How to reduce indoor air pollution

January 10, 2020   By Save On Energy Team

How to reduce indoor air pollution

During the winter months, it’s natural to want to spend most of your time indoors. But did you know that the average person spends 90 percent of their time indoors year-round? And while your home may be your haven, all that time inside can actually expose you to a lot of harmful indoor air pollution.

The most common indoor pollutants include smoke, chemicals from household cleaners, and even lethal pollutants such as carbon monoxide or asbestos.

Thankfully, there are many ways to improve indoor air quality and rid your home of air pollution. In fact, there are several eco-friendly materials that can help improve air quality without running up your monthly energy bills!
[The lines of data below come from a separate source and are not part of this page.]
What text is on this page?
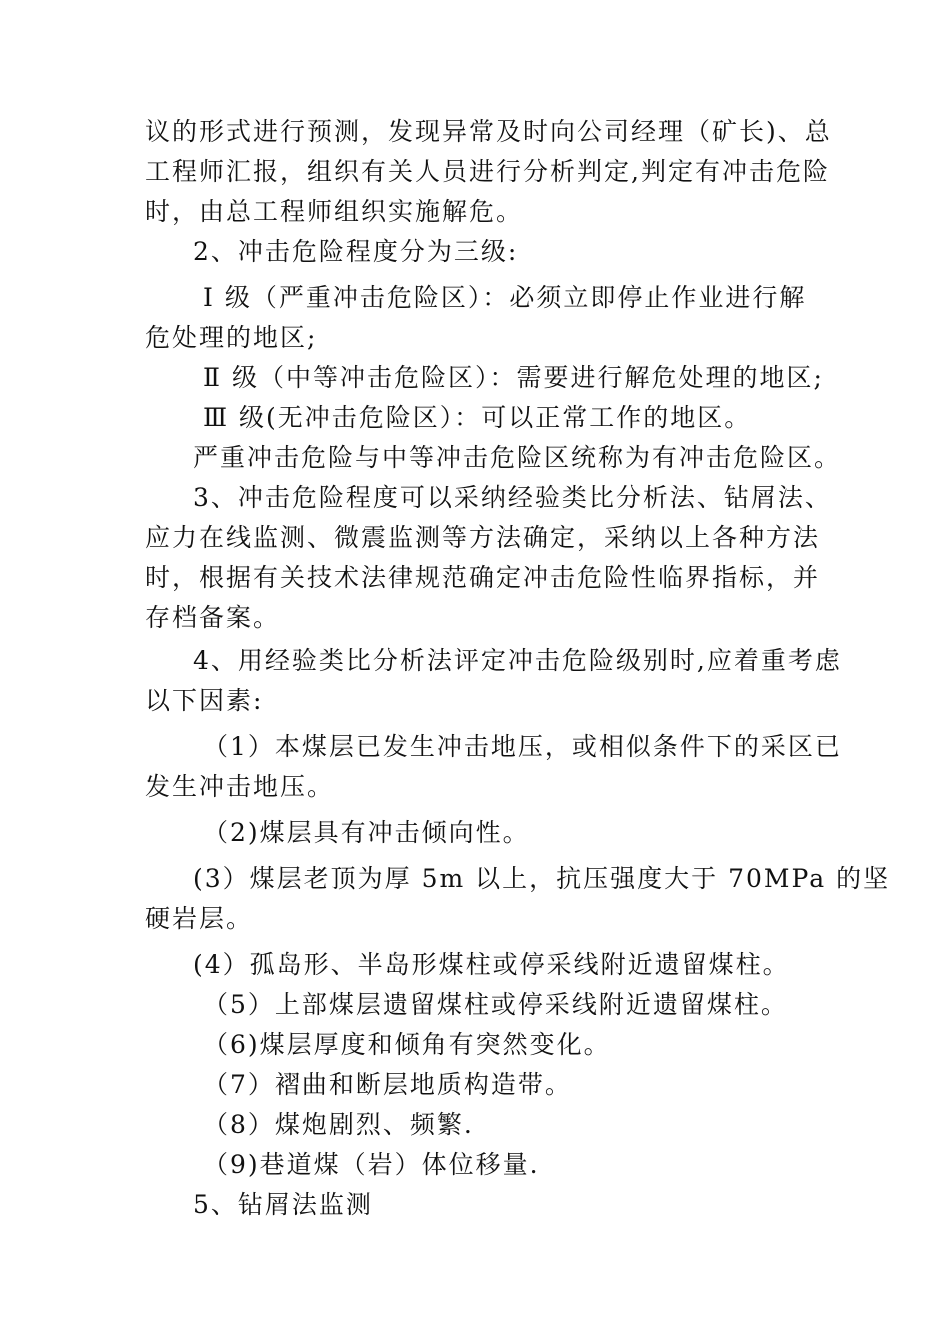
议的形式进行预测，发现异常及时向公司经理（矿长)、总
工程师汇报，组织有关人员进行分析判定,判定有冲击危险
时，由总工程师组织实施解危。
2、冲击危险程度分为三级:
Ⅰ 级（严重冲击危险区）：必须立即停止作业进行解
危处理的地区;
Ⅱ 级（中等冲击危险区）：需要进行解危处理的地区;
Ⅲ 级(无冲击危险区）：可以正常工作的地区。
严重冲击危险与中等冲击危险区统称为有冲击危险区。
3、冲击危险程度可以采纳经验类比分析法、钻屑法、
应力在线监测、微震监测等方法确定，采纳以上各种方法
时，根据有关技术法律规范确定冲击危险性临界指标，并
存档备案。
4、用经验类比分析法评定冲击危险级别时,应着重考虑
以下因素:
（1）本煤层已发生冲击地压，或相似条件下的采区已
发生冲击地压。
（2)煤层具有冲击倾向性。
(3）煤层老顶为厚 5m 以上，抗压强度大于 70MPa 的坚
硬岩层。
(4）孤岛形、半岛形煤柱或停采线附近遗留煤柱。
（5）上部煤层遗留煤柱或停采线附近遗留煤柱。
（6)煤层厚度和倾角有突然变化。
（7）褶曲和断层地质构造带。
（8）煤炮剧烈、频繁.
（9)巷道煤（岩）体位移量.
5、钻屑法监测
Here are a few tips for improving your home’s indoor air quality:

Reduce cigarette smoke

Experts say cigarette smoke is the most common indoor air pollutant. Not only can second-hand smoke cause long-lasting and fatal ailments, but third-hand smoke (which clings to surfaces even after the cigarette is out) can also cause harm. If you choose to smoke, it is best to do it outside, where it will not harm the health of those around you.

Check your paint label

Many brands of paint contain volatile organic compounds (VOCs), which act as a solvent or thinner and improve drying time. However, VOCs produce harmful gasses and can lead to contaminants in your indoor air supply. The good news – almost every major paint brand offers no-VOC options.

Reduce pollutants in your carpet

Many types of flooring also contain VOCs. According to the EPA, interior flooring tends to contain dirt, dust, pollen, mold spores and pesticides. Before buying carpet, check to see if it has the stamp of approval from the Carpet and Rug Institute’s Indoor Air Quality designation. You should also try to take your shoes off before walking on indoor carpet to avoid tracking in pollutants from outside.
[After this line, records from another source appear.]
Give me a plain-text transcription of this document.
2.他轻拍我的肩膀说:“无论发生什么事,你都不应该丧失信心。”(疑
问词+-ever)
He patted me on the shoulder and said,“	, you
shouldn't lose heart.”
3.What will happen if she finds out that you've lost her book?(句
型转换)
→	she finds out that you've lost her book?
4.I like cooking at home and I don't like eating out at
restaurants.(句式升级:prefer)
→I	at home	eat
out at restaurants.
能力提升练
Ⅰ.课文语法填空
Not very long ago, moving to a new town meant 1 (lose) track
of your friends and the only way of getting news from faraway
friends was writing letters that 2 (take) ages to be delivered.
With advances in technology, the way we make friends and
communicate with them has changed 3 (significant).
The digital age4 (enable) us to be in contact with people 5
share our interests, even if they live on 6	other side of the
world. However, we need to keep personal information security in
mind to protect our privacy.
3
Or you can opt for hardwood flooring instead

Another way to avoid pollutants trapped in carpeting is to avoid carpet altogether. Hardwood floors are much easier to clean and less likely to trap indoor air pollutants. You can find hardwood flooring options at any major home improvement store, and these stores usually offer a range of pricing options.

Read the labels on your household cleaners

Common household cleaners can also affect the air quality in your home. Cleaning supplies tend to give off harsh fumes that can irritate those with sensitive lungs, airways, and skin. Read the labels on your household cleaners to avoid harmful chemicals (for a list of ingredients to avoid, click here) and opt for natural cleaning products.
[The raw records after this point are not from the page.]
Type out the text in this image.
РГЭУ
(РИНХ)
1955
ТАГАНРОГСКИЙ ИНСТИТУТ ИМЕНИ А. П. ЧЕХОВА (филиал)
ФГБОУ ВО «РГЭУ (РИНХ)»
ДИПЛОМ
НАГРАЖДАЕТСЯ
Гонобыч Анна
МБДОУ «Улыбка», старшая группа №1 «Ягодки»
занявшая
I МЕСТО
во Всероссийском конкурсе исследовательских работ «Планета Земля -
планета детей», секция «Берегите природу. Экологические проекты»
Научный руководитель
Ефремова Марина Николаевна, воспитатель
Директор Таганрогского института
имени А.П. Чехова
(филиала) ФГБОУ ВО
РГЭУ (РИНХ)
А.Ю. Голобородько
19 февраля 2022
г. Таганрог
Focus on the quality of your air

Aside from the tips above, you can also do more to improve the quality of air in your home. Keep the air circulating by opening windows occasionally, installing ceiling fans, and using a dehumidifier. You should also give your HVAC system some love. Don’t forget to change the air filter in your HVAC at least once every three months.

With a little extra effort, you can reduce indoor air pollution in your home and improve your overall health. And as an added bonus, these tips won’t run up your monthly power bill. That’s a win-win if we’ve ever seen one!